Albree and his wife, Phyllis, began visiting the Chesnee, S.C. farm seven years ago. Since then, Albree’s become a regular face around the farm and friend of the Cooley family that owns it.
“I’m here every Tuesday to pick up baskets of peaches for my friends at Tryon Estates and the staff there,” Albree said.
“This year I have brought back to Tryon Estates more than 30 gallons.”
Albree purchases his share of the succulent fruit packed into classic woven baskets with variety names like Red Havens, Jersey Queen and Autumn Flame.
James Cooley runs Strawberry Hill USA from his forklift, while his eldest daughter, vice-president Brandi Cooley-Easler, offers tours to school and community groups.
“It’s in our blood, and I guess it’s just what I was born to do,” Cooley-Easler said. “It’s such a great feeling to see the results of what you do every day.”
The Cooley family’s farm yields 1,000 acres of peaches each year.
Perry Edmund Cooley, Brandi’s great-grandfather, purchased the land in the early 1900s to farm cotton. He later offered the property to his son Gene Cooley. Gene, with his father’s help, planted 2,000 peach trees that year. His brother, Ansel joined him in running the farm in the mid-1950s and later the family-property was passed down to James, his wife, Kathi, and their four daughters.

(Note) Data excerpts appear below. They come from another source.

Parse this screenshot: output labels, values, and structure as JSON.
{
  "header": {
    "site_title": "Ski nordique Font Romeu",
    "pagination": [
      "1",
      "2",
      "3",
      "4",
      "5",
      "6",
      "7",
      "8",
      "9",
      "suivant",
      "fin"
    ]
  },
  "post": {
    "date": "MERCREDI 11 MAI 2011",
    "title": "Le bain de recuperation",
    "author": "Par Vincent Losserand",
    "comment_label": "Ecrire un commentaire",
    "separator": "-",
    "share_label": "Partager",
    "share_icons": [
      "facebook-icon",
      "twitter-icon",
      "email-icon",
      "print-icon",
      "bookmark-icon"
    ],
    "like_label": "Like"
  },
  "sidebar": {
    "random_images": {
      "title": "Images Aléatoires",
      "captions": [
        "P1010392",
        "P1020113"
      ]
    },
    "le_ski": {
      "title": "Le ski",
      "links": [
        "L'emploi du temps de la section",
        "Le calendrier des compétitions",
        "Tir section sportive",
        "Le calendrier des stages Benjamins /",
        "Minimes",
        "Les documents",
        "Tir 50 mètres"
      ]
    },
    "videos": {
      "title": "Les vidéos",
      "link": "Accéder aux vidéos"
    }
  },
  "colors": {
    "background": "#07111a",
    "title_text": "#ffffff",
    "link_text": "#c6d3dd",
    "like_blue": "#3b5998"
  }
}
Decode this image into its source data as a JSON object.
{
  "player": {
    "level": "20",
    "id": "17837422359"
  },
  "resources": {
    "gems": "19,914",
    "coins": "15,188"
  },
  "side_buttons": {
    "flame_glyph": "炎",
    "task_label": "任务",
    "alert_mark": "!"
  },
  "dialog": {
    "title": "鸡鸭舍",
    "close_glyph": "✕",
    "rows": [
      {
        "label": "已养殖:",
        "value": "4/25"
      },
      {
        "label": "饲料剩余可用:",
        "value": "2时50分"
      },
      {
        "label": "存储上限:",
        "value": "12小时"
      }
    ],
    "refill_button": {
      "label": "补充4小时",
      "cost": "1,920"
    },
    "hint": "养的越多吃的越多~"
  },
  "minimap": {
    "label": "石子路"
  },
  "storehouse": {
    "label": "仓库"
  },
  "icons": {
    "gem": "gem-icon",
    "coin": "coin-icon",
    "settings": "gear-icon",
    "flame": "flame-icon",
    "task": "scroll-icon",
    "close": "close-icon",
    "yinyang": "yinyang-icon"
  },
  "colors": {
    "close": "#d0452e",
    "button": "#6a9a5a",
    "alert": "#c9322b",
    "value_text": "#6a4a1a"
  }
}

Cooley-Easler said she and her family cherish the ability to share their love of the farm and fruits with others.
“We want people to come and enjoy themselves and feel the freshness of the farm,” Cooley-Easler said. “Farms are not as common as they used to be, so more people want to see it firsthand. We grow our own stuff and we care about how it tastes.”
The Cooleys even set up tasting stands where straight-from-the-orchard-slices can be enjoyed before selecting a certain variety to purchase.
This family farm also boasts 90 acres of strawberries – the largest strawberry farm in South Carolina – and 100 acres of blackberries. Under the shed roof, customers can also grab bags of nectarines, corn and tomatoes, among other produce.
The family also operates Strawberry Hill Café, where visitors can purchase breakfast or lunch and homemade ice cream.